Das ist doch… äh... Moment
Oft glauben Menschen, dass sie ein besonders schlechtes Namensgedächtnis haben. Dabei liegt viel an der Aufmerksamkeit – und an Bildern, die wir entstehen lassen könnten.
I n gewissen Situationen ist es besonders peinlich. Man trifft jemanden, mit dem man sich wunderbar unterhalten hat, erinnert sich genau an das Gespräch. Aber wie die Person hieß? Gähnende Leere. Unangenehm ist es auch, wenn man überschwänglich mit Namen begrüßt wird und die Pause nach dem eigenen „Hallo“sich langsam zu einem Bekenntnis dehnt.
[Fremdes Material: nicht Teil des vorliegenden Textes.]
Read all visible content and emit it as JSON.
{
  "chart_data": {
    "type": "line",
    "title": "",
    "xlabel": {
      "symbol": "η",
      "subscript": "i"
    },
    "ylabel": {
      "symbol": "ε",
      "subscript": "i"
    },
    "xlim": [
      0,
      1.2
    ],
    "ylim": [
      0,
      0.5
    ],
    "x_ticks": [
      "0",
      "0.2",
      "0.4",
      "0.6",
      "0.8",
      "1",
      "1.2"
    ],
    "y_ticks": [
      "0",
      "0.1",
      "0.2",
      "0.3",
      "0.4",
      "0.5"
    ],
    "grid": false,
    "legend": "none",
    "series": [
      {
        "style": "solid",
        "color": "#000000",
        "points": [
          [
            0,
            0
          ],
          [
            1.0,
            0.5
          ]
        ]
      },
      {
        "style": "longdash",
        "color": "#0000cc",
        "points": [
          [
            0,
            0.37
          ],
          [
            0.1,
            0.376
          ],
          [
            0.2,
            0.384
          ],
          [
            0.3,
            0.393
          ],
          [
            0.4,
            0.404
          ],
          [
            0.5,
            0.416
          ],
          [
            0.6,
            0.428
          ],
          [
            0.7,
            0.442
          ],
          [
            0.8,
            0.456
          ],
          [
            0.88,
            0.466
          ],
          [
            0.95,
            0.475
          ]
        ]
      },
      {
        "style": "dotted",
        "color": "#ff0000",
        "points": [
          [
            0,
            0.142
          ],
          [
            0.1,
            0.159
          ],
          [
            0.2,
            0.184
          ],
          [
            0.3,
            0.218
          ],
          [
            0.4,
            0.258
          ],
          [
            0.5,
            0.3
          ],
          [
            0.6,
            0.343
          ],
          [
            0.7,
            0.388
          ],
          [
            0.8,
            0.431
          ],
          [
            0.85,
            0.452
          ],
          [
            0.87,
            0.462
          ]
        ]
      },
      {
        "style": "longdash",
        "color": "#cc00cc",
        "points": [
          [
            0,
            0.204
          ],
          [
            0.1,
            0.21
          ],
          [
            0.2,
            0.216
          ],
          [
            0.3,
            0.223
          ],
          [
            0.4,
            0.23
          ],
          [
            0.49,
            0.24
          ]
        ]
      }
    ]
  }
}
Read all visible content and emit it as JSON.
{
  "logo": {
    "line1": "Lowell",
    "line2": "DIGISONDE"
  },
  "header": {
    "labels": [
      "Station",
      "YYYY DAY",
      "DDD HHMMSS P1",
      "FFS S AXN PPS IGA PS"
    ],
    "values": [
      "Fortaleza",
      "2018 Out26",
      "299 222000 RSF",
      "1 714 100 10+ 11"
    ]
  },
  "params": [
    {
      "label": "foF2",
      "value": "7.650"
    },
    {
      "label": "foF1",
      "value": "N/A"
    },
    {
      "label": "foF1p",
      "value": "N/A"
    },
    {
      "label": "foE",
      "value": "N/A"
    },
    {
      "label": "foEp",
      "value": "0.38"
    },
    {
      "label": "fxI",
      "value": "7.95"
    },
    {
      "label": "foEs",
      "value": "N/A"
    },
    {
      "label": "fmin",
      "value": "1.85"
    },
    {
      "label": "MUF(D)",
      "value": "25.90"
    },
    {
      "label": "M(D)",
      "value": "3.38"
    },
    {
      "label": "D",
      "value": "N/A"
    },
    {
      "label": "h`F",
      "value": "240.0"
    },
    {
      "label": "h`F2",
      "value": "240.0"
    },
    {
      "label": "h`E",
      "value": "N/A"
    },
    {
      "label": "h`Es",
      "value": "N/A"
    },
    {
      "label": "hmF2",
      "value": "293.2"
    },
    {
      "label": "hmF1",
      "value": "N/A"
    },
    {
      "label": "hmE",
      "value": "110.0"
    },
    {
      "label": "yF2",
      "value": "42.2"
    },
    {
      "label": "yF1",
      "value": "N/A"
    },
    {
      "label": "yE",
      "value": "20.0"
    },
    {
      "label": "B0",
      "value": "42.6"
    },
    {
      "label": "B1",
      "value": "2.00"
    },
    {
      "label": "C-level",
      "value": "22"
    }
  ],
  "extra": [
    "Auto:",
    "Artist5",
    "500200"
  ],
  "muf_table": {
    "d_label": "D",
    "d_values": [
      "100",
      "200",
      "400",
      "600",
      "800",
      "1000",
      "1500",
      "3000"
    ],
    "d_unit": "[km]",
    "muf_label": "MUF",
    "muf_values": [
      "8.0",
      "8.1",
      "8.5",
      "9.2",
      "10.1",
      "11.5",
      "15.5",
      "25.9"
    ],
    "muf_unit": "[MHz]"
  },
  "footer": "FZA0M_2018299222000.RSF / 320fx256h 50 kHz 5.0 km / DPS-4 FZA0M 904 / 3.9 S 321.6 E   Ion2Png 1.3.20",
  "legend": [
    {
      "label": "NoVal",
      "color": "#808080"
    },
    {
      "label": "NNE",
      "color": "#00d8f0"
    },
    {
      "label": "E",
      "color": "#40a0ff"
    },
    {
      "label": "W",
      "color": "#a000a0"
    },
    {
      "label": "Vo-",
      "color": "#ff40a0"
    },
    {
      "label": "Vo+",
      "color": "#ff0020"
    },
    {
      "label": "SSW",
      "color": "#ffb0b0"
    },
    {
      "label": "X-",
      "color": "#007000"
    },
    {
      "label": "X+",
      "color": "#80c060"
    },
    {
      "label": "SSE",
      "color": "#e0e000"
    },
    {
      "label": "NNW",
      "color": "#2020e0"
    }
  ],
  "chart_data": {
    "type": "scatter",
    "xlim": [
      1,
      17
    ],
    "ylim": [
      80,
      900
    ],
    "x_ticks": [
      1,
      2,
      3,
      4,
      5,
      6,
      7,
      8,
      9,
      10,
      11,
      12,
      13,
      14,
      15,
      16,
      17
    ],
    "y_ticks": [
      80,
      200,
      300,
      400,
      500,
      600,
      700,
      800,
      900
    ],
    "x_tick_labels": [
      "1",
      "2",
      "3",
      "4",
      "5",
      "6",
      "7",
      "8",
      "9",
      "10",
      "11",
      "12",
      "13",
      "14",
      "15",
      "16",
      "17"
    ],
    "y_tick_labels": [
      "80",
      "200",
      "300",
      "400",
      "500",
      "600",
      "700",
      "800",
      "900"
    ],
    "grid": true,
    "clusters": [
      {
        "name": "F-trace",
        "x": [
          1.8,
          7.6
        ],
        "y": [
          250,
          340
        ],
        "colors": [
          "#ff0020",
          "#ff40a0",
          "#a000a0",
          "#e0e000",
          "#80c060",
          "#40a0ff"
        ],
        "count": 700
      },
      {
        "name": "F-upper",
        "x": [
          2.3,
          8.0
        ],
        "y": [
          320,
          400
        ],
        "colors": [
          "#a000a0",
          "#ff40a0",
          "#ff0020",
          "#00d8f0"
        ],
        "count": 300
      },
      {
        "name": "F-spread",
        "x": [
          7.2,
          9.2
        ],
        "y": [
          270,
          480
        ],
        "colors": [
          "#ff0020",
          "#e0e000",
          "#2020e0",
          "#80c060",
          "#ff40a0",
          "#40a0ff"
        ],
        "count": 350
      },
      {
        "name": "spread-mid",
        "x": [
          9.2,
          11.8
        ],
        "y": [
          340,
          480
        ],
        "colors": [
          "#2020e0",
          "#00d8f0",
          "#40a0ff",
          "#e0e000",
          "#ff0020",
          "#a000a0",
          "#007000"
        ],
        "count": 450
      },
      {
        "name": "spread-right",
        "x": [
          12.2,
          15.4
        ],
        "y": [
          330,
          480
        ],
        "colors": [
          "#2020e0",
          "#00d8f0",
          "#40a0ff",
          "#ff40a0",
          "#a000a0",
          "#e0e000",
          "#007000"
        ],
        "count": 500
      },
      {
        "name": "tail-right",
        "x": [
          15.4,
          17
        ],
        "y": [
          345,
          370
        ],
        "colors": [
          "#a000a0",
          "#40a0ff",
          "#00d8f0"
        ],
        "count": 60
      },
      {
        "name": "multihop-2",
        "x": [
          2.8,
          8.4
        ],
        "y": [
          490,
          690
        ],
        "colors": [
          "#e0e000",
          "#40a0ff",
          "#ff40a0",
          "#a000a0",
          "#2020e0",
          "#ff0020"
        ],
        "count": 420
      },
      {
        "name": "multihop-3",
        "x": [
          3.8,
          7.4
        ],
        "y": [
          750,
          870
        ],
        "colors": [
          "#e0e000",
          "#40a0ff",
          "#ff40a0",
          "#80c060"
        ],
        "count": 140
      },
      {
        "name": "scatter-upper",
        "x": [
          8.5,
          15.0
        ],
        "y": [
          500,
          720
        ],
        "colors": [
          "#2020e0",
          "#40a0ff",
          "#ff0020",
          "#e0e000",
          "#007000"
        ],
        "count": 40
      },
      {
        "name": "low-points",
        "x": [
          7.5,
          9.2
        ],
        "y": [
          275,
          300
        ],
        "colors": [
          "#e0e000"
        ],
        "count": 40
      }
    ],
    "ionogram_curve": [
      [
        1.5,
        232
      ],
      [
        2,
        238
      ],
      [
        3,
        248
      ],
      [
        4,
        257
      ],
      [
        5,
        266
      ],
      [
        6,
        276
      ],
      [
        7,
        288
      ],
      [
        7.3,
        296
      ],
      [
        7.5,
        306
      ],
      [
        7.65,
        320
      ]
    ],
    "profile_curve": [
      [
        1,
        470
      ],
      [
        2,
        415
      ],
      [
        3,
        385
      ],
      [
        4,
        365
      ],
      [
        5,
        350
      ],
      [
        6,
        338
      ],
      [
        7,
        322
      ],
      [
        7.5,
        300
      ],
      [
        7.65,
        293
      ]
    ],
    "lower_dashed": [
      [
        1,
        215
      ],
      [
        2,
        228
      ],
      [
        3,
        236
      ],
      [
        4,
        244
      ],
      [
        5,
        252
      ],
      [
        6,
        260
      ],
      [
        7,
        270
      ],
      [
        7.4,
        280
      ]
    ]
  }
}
Und wenn man eine ganze Gruppe von Menschen wiedertrifft, beim jährlichen Elternabend etwa, wird die eigene Schwachstelle besonders deutlich.
Auffällig viele Menschen sind der Meinung, dass ihr Namensgedächtnis schlecht ist. Sie würden einen Namen hören und quasi in dem selben Moment schon wieder vergessen, erzählen sie. Aber gibt es das überhaupt: ein Namensgedächtnis? Denn während im Gehirn eine eigene Region dafür zuständig ist, Gesichter zu verorten, sind Namen ja abstrakt, was der Kern des Problems ist. Und auch noch nicht allzu lang relevant, wenn man die Geschichte der Menschheit betrachtet. Der Begriff Namensgedächtnis jedenfalls bezeichnet keine Verortung, sondern eine Fähigkeit. Von der eben viele glauben, dass sie ihnen fehlt. Doch woher kommen die Schwierigkeiten?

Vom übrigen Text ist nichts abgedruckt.